福富宏和・山田航・瑤寺裕(2022)タマムシハンドブック.112 pp., 文一総合出版

またまたよい図鑑が出た。若手タマムシ屋3人が協力してタマムシのハンドブックを出したのだ。この3人の組み合わせというのが良い。人気ある分類群だとライバル関係になって仲が悪くなってしまうこともあるが、この3人は何となく仲良さそうだしこのハンドブックを見ても上手く協力して纏まっているところがありそう。この分量で纏めるのは大変だったと思う。普通種はかなり網羅されているのでこの1冊で大抵は用が済んでしまうだろう。書いてある内容がやや専門的なところもあるが、最新の知見も含まれており、とてもお勧めの1冊。

写真も綺麗。タマムシ類の多くがピカピカしているので写真撮影は難しかったと思う。「日本産タマムシ大図鑑(2013 大桃・福富)」という網羅的な大図鑑があり、その中の写真も驚異的に美しかった。今回のハンドブックの写真は全種比較したわけではないが、その種っぽさが出ているように感じた。大図鑑の写真は美しすぎた。例えばチビタマムシの仲間は野外で採れた時のホスト情報もそうだが、(小さいので)何となくの艶が野外で見ると種を判別するコツになったりする。その艶が今回のハンドブックではよく出ている気がする。チビタマ好きとしては、今回のハンドブックのチビタマムシの写真だけ並べて下敷きを作ってくれたら絶対に買うのに。

全種リストは欲しかったところだが、それはネットなどで著者らが示してくれるだろう。「日本産タマムシ大図鑑」が絶版であるため、タマムシ好きのすそ野を広げるうえでこのハンドブックが果たす役割は大きいだろう。
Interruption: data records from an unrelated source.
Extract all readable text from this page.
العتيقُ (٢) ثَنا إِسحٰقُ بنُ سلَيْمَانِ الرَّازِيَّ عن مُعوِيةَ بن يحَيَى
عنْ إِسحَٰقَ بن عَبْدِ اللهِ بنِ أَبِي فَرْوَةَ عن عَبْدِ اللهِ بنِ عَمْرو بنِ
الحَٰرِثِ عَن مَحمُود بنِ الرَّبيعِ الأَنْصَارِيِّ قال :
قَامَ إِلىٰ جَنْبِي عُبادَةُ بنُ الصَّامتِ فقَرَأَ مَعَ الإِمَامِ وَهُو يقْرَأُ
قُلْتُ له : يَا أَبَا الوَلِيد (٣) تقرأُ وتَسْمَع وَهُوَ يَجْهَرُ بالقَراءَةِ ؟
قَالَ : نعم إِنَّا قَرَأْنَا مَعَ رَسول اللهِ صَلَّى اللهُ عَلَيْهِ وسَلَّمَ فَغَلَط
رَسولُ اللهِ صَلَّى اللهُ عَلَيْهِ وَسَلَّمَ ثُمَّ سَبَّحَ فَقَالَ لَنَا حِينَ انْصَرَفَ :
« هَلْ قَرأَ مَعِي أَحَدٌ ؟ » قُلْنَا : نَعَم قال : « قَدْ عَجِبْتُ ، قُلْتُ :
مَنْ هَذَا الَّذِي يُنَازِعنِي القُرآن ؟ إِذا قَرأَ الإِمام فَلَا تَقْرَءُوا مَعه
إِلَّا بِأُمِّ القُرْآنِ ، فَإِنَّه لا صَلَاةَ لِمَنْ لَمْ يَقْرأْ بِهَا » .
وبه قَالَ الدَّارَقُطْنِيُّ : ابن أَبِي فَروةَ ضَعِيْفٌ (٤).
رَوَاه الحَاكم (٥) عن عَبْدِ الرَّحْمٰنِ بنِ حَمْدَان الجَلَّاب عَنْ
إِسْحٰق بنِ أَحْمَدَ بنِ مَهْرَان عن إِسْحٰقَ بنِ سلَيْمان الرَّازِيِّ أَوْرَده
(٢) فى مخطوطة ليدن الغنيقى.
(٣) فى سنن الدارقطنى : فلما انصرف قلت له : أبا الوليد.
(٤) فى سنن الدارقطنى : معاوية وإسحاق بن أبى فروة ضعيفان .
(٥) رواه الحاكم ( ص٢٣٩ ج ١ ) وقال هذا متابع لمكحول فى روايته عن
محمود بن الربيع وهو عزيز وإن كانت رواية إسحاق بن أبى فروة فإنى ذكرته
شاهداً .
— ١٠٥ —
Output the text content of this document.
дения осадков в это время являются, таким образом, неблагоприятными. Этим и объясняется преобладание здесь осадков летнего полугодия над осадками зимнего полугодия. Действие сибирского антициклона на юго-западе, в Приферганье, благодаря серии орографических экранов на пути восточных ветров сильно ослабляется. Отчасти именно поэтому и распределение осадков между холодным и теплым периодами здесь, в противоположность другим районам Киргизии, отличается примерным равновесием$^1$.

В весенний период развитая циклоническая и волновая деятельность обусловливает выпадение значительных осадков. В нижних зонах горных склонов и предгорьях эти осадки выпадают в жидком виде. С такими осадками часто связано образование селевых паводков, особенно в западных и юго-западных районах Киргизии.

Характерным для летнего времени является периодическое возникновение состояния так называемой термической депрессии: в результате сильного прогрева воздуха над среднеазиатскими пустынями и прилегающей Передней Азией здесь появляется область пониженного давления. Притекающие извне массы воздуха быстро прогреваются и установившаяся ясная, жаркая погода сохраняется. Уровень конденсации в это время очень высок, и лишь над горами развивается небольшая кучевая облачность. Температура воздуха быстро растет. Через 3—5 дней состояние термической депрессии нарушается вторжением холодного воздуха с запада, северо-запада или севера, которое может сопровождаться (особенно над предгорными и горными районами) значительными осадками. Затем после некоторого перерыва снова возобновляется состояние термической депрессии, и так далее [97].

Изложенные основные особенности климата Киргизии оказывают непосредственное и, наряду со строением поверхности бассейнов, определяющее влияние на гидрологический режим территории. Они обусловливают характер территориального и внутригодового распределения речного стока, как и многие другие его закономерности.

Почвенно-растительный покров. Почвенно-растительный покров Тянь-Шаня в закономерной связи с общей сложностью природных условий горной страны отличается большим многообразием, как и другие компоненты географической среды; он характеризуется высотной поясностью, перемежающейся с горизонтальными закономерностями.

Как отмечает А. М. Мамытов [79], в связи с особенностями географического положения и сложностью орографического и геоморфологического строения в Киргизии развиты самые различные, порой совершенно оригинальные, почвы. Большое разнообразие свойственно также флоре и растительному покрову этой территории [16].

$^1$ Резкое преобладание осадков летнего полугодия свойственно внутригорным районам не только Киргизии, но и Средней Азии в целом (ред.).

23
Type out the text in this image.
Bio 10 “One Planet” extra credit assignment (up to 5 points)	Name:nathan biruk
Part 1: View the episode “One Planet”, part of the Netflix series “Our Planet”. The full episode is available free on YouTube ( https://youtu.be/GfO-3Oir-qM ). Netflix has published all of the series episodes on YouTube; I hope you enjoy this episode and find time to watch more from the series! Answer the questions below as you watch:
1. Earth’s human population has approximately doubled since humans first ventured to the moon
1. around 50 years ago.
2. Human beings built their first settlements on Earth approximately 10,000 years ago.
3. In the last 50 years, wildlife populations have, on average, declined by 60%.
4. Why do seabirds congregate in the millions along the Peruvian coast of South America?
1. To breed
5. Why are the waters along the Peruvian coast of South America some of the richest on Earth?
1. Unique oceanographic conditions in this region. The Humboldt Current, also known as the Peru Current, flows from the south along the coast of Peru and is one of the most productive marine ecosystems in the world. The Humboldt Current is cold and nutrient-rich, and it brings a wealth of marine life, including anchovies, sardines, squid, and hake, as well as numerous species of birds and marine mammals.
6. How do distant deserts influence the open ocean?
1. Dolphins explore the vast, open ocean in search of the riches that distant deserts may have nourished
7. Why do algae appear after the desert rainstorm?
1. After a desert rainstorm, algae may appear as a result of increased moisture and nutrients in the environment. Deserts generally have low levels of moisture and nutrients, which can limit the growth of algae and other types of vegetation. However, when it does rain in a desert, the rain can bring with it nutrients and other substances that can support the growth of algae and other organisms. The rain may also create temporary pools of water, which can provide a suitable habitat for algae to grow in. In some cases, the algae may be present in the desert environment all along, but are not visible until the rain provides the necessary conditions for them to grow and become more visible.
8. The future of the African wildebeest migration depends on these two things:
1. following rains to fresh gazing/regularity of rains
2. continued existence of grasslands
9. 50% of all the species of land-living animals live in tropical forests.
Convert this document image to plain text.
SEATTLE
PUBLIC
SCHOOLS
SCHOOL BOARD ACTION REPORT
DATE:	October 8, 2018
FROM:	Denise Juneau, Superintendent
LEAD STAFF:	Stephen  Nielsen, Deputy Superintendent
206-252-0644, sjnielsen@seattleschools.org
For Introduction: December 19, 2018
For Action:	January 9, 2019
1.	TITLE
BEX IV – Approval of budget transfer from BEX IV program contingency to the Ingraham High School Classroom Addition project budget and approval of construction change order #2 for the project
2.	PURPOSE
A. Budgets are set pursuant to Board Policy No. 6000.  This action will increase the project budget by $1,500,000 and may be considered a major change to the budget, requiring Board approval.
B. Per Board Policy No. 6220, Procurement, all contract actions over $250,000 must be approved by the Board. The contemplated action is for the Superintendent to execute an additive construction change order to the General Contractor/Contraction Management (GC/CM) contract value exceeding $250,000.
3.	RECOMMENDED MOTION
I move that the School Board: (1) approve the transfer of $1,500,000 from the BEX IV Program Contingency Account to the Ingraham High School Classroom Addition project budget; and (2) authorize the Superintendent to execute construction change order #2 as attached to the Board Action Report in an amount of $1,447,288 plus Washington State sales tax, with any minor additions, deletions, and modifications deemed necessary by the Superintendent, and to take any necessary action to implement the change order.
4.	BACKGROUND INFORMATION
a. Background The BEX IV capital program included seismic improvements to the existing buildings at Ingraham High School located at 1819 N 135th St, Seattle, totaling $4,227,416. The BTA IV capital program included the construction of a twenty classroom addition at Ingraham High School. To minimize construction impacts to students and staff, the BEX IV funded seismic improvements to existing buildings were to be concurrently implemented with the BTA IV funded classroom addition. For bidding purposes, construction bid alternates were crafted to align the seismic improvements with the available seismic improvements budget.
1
さて、毎度ながらこの図鑑の分布欄を見て思ったこととして「四国とばし」が酷すぎる。四国はどれだけ調査が遅れているのだろうか。恥ずかしいレベル。逆に、この図鑑を参考に四国でタマムシ調査をすれば新発見が次々に見つかるということでもある。今シーズンはこのハンドブックを持っていろんなタマムシを狙ってみようか。まずはヤスマツケシタマムシだな。